Bisher galt er Euro-6-Grenzwert von 80 Milligramm Stickoxid (NOx) nur für den Prüfstand. Da diese Werte mit der Realität im realen Straßenverkehr anerkanntermaßen nicht viel zu tun haben, wurden mit der Abgasnorm Euro 6d-Temp ergänzend sogenannte RDE-Messungen (Real Driving Emissions) auf öffentlichen Straßen vorgeschrieben. Da die Messergebnisse aber je nach Verkehrsfluss, Außentemperatur, Steigung etc. und zudem durch Messfehler sehr variieren, legte die EU-Kommission einen so genannten Konformitätsfaktor (Cf) fest, um den die RDE-Messungen über dem EU6-Grenzwert liegen dürften. Dieser betrug 2,1, das heißt: Autos, die in der RDE-Messung weniger als 168 (2,1 mal 80) Milligramm NOx pro Kilometer lagen, konnten noch nach Euro 6d-Temp zertifiziert werden.

Die drei europäischen Großstädte fochten nun jedoch die Zuständigkeit der EU-Kommission für diese Frage an. Der EUGh hat ihrer Sichtweise zugestimmt. Das bedeutet: Die Festlegung der Konformitätsfakors durch die EU-Kommission ist nichtig. Die Städte (nicht nur die drei, die geklagt haben, sondern alle europäischen Städte) können verlangen, dass die Autos auch im realen Straßenverkehr maximal 80 Milligramm NOx pro Kilometer emittieren -- nicht 168 Milligramm, wie von der Kommission festgelegt. Damit steht nun die Schadstoffnorm Euro 6d-Temp nun auf tönernen Füßen.

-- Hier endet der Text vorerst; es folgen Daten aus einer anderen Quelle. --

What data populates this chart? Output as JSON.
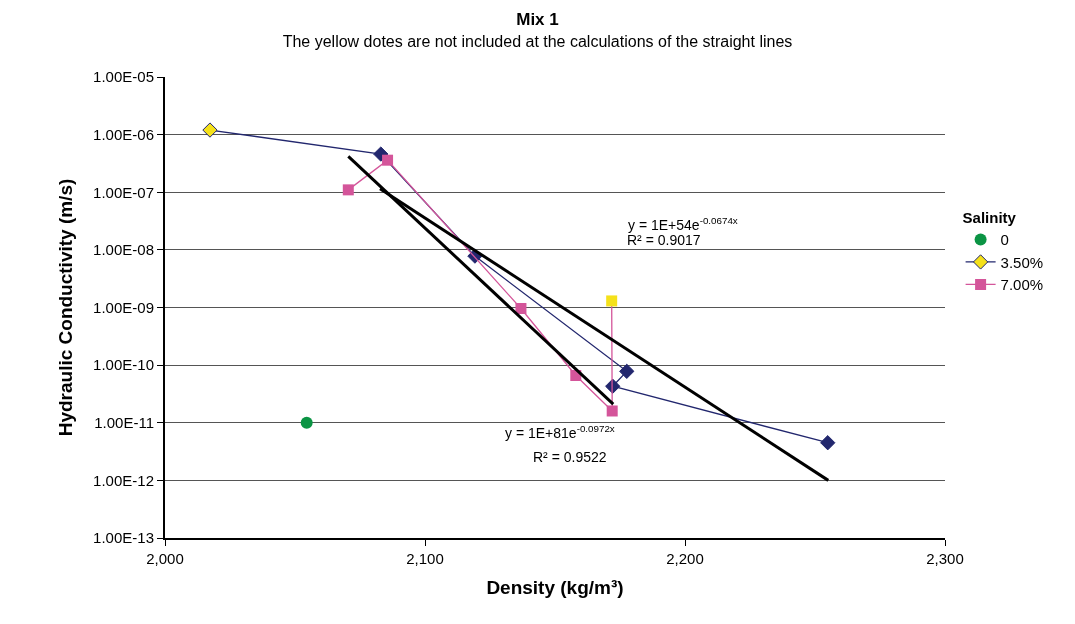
{
  "chart_data": {
    "type": "line",
    "title": "Mix 1",
    "subtitle": "The yellow dotes are not included at the calculations of the straight lines",
    "xlabel": "Density (kg/m³)",
    "ylabel": "Hydraulic Conductivity (m/s)",
    "legend_title": "Salinity",
    "log": "y",
    "xlim": [
      2000,
      2300
    ],
    "xticks": [
      {
        "value": 2000,
        "label": "2,000"
      },
      {
        "value": 2100,
        "label": "2,100"
      },
      {
        "value": 2200,
        "label": "2,200"
      },
      {
        "value": 2300,
        "label": "2,300"
      }
    ],
    "ylim": [
      1e-13,
      1e-05
    ],
    "yticks": [
      {
        "value": 1e-13,
        "label": "1.00E-13"
      },
      {
        "value": 1e-12,
        "label": "1.00E-12"
      },
      {
        "value": 1e-11,
        "label": "1.00E-11"
      },
      {
        "value": 1e-10,
        "label": "1.00E-10"
      },
      {
        "value": 1e-09,
        "label": "1.00E-09"
      },
      {
        "value": 1e-08,
        "label": "1.00E-08"
      },
      {
        "value": 1e-07,
        "label": "1.00E-07"
      },
      {
        "value": 1e-06,
        "label": "1.00E-06"
      },
      {
        "value": 1e-05,
        "label": "1.00E-05"
      }
    ],
    "grid": "y",
    "legend": "right",
    "series": [
      {
        "name": "0",
        "type": "scatter",
        "marker": "circle",
        "color": "#0b9444",
        "x": [
          2054.5
        ],
        "values": [
          1e-11
        ]
      },
      {
        "name": "3.50%",
        "type": "line",
        "marker": "diamond",
        "color": "#22276e",
        "colors": [
          "#f5e11a",
          "#22276e",
          "#22276e",
          "#22276e",
          "#22276e",
          "#22276e"
        ],
        "x": [
          2017.3,
          2083,
          2119.2,
          2177.6,
          2172.2,
          2254.9
        ],
        "values": [
          1.2e-06,
          4.6e-07,
          7.8e-09,
          7.8e-11,
          4.3e-11,
          4.5e-12
        ]
      },
      {
        "name": "7.00%",
        "type": "line",
        "marker": "square",
        "color": "#d4559a",
        "colors": [
          "#d4559a",
          "#d4559a",
          "#d4559a",
          "#d4559a",
          "#d4559a",
          "#f5e11a"
        ],
        "x": [
          2070.5,
          2085.6,
          2136.9,
          2158,
          2172,
          2171.8
        ],
        "values": [
          1.1e-07,
          3.6e-07,
          9.6e-10,
          6.6e-11,
          1.6e-11,
          1.3e-09
        ]
      },
      {
        "marker": "none",
        "color": "#000000",
        "x": [
          2070.5,
          2172.4
        ],
        "values": [
          4.2e-07,
          2.1e-11
        ]
      },
      {
        "marker": "none",
        "color": "#000000",
        "x": [
          2082.7,
          2255.1
        ],
        "values": [
          1.15e-07,
          1e-12
        ]
      }
    ],
    "annotations": [
      "y = 1E+54e$^{-0.0674x}$",
      "R² = 0.9017",
      "y = 1E+81e$^{-0.0972x}$",
      "R² = 0.9522"
    ]
  }
}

In den drei Städten gelten bereits Fahrverbote für ältere Diesel. Zum Beispiel dürfen in Paris Diesel, die vor 2001 zugelassen wurden, an Wochentagen tagsüber nicht mehr überall fahren. Die Metropolen haben gegen die Konformitätsfaktoren geklagt, da sie befürchteten, solche Fahrverbote nicht aufrecht erhalten zu können.

Die Euro-6-Grenzwerte wurden 2007 vom Europäischen Parlament und vom Europäischen Rat erlassen. Diese wesentlichen Bestimmungen darf die Kommission nicht abändern, so der EUGh. Nun muss eine neue Verordnung erlassen werden. Dafür gab der EuGh eine Frist von 12 Monaten vor. Allerdings ist die Entscheidung noch nicht endgültig: Laut EuGh kann innerhalb der nächsten zwei Monate ein "auf Rechtsfragen beschränktes Rechtsmittel beim Gerichtshof" eingelegt werden.